Source: Brian Wang

Students of the US Marine Corps War College held a WW3 wargame over a couple of days. They created the scenario of a simultaneous Russian attack on Eastern Europe, North Korea attacking South Korea and China attacking Taiwan.

They used GMT Games war games.

There were three red teams, representing Russia, China, and North Korea who were against three blue teams representing Taiwan, Indo-Pacific Command (Korea conflict) and European Command. All teams coordinated their activities both before the conflict and during.

Each team was given $200 billion dollars to invest in technology, equipment or diplomacy. Russia and China teams were forced to split their funding. Every team invested heavily in hypersonic technology, cyber (offensive and defensive), space, and lasers. The U.S. team also invested a large sum in directed diplomacy and upgrading logistics infrastructure.

What Was Learned

The US and allies would win but there would be high casualties. In the first week of the war, US and allies would have 150,000 losses (World War I levels of attrition) from fighting in Poland, Korea, and Taiwan.

Actual logistics was hugely simplified for the game. However, it was noted the current U.S. military infrastructure could not support even half the forces for intense conflict.

The commercial wargames were overly realistic and therefore very complex and difficult to master, and time-consuming to play.
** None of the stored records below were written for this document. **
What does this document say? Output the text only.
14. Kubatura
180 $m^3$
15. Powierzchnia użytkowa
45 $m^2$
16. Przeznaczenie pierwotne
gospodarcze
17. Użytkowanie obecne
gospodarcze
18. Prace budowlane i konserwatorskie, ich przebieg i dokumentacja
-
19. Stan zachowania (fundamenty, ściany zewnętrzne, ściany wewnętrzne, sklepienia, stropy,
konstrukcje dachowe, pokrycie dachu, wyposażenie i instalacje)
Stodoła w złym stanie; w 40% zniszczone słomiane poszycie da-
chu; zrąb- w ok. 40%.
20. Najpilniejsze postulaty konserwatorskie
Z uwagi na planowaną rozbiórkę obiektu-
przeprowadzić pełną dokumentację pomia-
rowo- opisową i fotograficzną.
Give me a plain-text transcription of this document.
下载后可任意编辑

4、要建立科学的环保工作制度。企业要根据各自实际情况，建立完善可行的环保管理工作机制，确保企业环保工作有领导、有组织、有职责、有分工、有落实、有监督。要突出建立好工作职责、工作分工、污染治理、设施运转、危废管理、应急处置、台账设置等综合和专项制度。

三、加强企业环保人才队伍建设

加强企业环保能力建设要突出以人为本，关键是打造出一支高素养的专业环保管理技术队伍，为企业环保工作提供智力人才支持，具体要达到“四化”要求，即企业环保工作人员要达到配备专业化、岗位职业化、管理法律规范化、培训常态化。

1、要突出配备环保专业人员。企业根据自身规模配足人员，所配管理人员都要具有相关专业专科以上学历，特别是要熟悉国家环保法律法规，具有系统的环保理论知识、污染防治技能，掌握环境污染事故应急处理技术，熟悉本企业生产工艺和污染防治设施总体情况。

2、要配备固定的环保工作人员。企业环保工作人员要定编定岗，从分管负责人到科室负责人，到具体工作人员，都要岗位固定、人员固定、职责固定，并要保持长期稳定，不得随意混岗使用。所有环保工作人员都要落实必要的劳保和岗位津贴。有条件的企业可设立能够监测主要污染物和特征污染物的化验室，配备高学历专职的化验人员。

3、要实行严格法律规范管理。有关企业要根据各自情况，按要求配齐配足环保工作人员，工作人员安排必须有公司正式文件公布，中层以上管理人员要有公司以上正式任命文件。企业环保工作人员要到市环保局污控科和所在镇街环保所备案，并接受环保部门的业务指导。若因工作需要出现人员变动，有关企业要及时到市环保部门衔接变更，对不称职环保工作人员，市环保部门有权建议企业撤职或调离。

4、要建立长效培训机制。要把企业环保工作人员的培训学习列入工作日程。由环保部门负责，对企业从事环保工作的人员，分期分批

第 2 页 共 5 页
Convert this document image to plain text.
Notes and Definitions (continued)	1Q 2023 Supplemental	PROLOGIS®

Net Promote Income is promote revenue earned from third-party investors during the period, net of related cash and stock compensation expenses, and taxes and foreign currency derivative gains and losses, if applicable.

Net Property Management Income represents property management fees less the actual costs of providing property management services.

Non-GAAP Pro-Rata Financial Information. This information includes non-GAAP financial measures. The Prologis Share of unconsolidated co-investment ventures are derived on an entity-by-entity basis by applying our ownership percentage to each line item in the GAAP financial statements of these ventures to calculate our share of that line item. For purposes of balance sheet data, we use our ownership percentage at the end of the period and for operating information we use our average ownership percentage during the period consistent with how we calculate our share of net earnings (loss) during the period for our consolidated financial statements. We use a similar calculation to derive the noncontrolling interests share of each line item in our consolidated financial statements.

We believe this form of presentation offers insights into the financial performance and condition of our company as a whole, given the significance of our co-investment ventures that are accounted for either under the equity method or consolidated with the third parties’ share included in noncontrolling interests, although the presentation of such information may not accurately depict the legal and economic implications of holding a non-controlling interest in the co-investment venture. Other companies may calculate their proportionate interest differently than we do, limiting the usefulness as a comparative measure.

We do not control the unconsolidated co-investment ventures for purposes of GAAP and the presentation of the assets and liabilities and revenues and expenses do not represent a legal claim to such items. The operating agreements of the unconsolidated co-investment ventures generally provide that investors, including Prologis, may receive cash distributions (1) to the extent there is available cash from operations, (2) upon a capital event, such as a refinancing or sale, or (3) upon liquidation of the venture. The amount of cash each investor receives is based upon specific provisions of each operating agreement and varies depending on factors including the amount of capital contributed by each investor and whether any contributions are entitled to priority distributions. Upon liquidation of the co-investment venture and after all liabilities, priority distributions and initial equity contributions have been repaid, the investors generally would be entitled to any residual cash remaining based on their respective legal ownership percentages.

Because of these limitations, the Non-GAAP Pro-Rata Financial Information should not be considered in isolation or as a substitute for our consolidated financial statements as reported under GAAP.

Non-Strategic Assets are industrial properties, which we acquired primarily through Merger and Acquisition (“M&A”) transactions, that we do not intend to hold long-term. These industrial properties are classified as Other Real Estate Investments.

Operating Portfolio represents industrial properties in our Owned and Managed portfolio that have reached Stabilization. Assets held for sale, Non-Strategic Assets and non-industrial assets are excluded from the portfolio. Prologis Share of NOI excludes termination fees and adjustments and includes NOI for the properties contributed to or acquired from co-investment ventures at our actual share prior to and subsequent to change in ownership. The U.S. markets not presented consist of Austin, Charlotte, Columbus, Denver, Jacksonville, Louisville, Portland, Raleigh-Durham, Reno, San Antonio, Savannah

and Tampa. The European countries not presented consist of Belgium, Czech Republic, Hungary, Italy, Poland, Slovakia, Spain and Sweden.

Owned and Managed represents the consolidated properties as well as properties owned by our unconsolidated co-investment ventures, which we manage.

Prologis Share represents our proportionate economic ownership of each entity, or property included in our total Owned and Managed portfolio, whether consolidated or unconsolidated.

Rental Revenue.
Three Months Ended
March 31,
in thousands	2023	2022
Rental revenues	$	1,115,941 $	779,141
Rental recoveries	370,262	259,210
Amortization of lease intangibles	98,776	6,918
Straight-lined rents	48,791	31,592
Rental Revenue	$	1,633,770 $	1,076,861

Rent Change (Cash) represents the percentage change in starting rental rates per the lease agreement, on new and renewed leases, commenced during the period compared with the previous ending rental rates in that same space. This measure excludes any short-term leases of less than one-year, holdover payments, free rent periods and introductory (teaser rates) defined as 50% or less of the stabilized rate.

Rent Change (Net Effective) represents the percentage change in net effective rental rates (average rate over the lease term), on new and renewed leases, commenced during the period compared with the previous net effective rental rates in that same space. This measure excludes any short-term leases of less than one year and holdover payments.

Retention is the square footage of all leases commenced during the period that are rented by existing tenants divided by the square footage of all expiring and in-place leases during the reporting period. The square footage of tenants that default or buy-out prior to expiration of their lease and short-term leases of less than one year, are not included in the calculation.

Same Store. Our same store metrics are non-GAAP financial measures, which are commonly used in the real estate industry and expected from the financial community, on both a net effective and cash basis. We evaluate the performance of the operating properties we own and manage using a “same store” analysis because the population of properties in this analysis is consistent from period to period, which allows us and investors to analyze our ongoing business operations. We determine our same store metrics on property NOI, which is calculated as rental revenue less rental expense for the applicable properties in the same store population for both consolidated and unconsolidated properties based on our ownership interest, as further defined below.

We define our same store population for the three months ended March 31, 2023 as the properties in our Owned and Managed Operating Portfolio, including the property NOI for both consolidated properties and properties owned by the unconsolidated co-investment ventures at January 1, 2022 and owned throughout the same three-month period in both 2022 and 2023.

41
The designer has agreed to produce a simplified rule-set that will allow for more student iterations without sacrificing realism.

In Korea, the allies must hold for approximately 10 days before the North Korean logistics system collapses. The fighting remains brutal even after North Korea’s logistics system collapses. Moreover, the restrictive terrain and density of forces leads to particularly intense combat.

Cyber attacks combined with maneuver forces always proved to be a deadly combination. A cyberattack on its own was close to useless.

Airpower was a decisive advantage on the battlefield. However, planes rarely assisted the ground war until after a multi-week campaign to break enemy air defenses.